引っ越しは人生の洗い直し?
バンクーバーのダウンタウン近く、イェールタウンの住み慣れた旧居から、隣に建つコンドミニアムに移った。以前住んでいたのはコンドミニアム19階の1室+趣味など多目的に使えるちょっとした小部屋。非常時の階段がシニアにはきつい。南西向きで夏は暑く、訪問客が泊まる部屋もなかった。6年住んで不便が出てきたのが、この引っ越しの理由だ。売り物件をいくつか見た後、隣のコンドミニアムに手頃な値段で2ベッドルームの物件を見つけた。北西向きの涼しい2階でバスルームも2つある。

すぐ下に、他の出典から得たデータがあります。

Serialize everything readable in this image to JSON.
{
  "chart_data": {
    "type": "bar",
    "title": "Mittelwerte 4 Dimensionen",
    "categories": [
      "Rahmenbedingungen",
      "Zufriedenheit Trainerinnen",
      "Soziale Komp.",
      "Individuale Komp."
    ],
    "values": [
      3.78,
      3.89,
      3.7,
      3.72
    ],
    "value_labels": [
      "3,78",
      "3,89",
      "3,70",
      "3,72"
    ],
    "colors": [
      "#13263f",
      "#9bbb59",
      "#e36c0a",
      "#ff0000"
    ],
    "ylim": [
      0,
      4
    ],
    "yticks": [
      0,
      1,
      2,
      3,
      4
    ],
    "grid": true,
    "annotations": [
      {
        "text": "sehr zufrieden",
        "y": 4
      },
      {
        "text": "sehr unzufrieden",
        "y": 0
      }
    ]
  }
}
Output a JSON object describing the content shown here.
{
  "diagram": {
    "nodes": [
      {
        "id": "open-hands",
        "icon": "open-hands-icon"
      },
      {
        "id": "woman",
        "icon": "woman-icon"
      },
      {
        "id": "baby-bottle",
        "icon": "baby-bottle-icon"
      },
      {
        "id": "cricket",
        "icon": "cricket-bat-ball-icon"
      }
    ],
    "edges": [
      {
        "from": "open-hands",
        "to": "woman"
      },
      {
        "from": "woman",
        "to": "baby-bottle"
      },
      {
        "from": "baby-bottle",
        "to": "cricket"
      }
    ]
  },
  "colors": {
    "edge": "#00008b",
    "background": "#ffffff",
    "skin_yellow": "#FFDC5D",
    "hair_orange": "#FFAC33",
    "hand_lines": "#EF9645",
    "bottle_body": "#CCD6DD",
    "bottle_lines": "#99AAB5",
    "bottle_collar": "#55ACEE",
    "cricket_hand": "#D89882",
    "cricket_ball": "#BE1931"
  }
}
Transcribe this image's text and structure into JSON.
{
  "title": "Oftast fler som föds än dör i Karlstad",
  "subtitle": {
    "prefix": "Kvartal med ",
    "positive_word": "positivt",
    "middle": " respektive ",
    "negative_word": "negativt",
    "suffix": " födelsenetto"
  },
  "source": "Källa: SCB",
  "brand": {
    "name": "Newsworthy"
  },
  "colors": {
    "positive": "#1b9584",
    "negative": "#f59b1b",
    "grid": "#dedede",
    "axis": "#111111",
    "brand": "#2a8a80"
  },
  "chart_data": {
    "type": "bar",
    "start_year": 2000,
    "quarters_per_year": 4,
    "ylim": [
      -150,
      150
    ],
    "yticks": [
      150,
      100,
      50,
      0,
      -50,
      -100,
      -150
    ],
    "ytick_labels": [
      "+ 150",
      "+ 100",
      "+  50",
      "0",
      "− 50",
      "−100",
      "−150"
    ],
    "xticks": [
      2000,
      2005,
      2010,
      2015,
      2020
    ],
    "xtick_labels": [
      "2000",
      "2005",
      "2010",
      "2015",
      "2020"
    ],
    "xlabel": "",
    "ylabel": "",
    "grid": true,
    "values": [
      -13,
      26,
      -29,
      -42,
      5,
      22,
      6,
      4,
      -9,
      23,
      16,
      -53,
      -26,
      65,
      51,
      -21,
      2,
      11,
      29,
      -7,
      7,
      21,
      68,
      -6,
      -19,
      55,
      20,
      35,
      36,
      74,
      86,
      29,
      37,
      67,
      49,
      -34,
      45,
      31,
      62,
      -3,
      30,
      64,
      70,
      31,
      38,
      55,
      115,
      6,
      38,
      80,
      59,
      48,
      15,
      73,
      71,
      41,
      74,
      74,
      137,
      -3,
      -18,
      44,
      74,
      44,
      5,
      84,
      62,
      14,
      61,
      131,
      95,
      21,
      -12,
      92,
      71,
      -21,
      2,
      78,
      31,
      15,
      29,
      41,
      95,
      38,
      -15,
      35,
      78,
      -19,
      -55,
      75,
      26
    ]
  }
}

新居の契約成立はハワイ行きが1週間後に迫った11月末。急いで旧居を売るため、より良く見える演出をする「ステージング」をしようと、当面必要な物以外を貸し倉庫に預けることになり、慌てて荷造りを済ませた。売却前の新居購入は財政リスクが伴うが、同じ経験をした友人の紹介で雇ったエージェントを信頼して踏み切る。うわさ通り有能な30代前半、インド系2世の彼の目算通り、旧居は販売開始から3日で売れた。
冬季五輪を機に値上がりし続けたバンクーバーの住宅市場は、2016年から次々に導入された外国人や空き物件所有者に対する州・市政府の課税が功を奏したか下落に転じている。しかも、ホリデー・シーズンは閑散期。果たして首尾良く売れるのかと心配されたものの、ふたを開けてみれば少なくともダウンタウン周辺のコンドミニアム物件に限っては需要が高いことがわかった。美しいバンクーバーにほれ、シアトルに住みながらも2005年に思い切って買った旧居。当時はここに自分が引っ越すとは思わなかったが、これが資金となって新たなコンドミニアムが手に入った。
年が明けて引っ越し。すぐ隣とはいえ普通の引っ越しと変わらず、段ボール箱約100個もの大荷物。カナダ移住の際は身軽であったが、こんなに物が増えるとは……。
悔しいことに昔ほど足腰が言うことを聞いてくれず、引っ越し作業は思いのほかこたえた。新居に移ってからはイケアやホームデポに通い、難しい組み立てなどは人を雇うなどして1カ月後にはやっと少し落ち着くも、まだ開けていない箱が残る。事前に整理すべきだったが、「これは捨てる、それともキープ?」と迷う。処分したいが捨てられない物もある。
たとえば、写真アルバム10冊。写真をせっせとアルバムに収めた若かりし頃は、年を取ることなど頭にない。デジタル化は面倒だし、アルバム全体が人生の証のような気がする。ギリシャに住んでいた時期に母がよこした「エアメール書簡」の束もある。
「頼りない息子が異国で人にだまされてはいないか」と、さぞ心配したであろう母からの手紙。亡き母の心境に共感できる今、読むのが辛い。
新居は広めのパティオ付きで、ビルの谷間でも日当たりは良く、バーベキューもできる。春になったらきれいにしてハーブも植えよう。引っ越し祝いにと、シアトルの旧友がパティオ用のダイニング・セットも買ってくれた。新しい生活は何かいいことがあるようで心がときめく。快楽主義な自分は常に楽しいことを探し続けるのだろうか?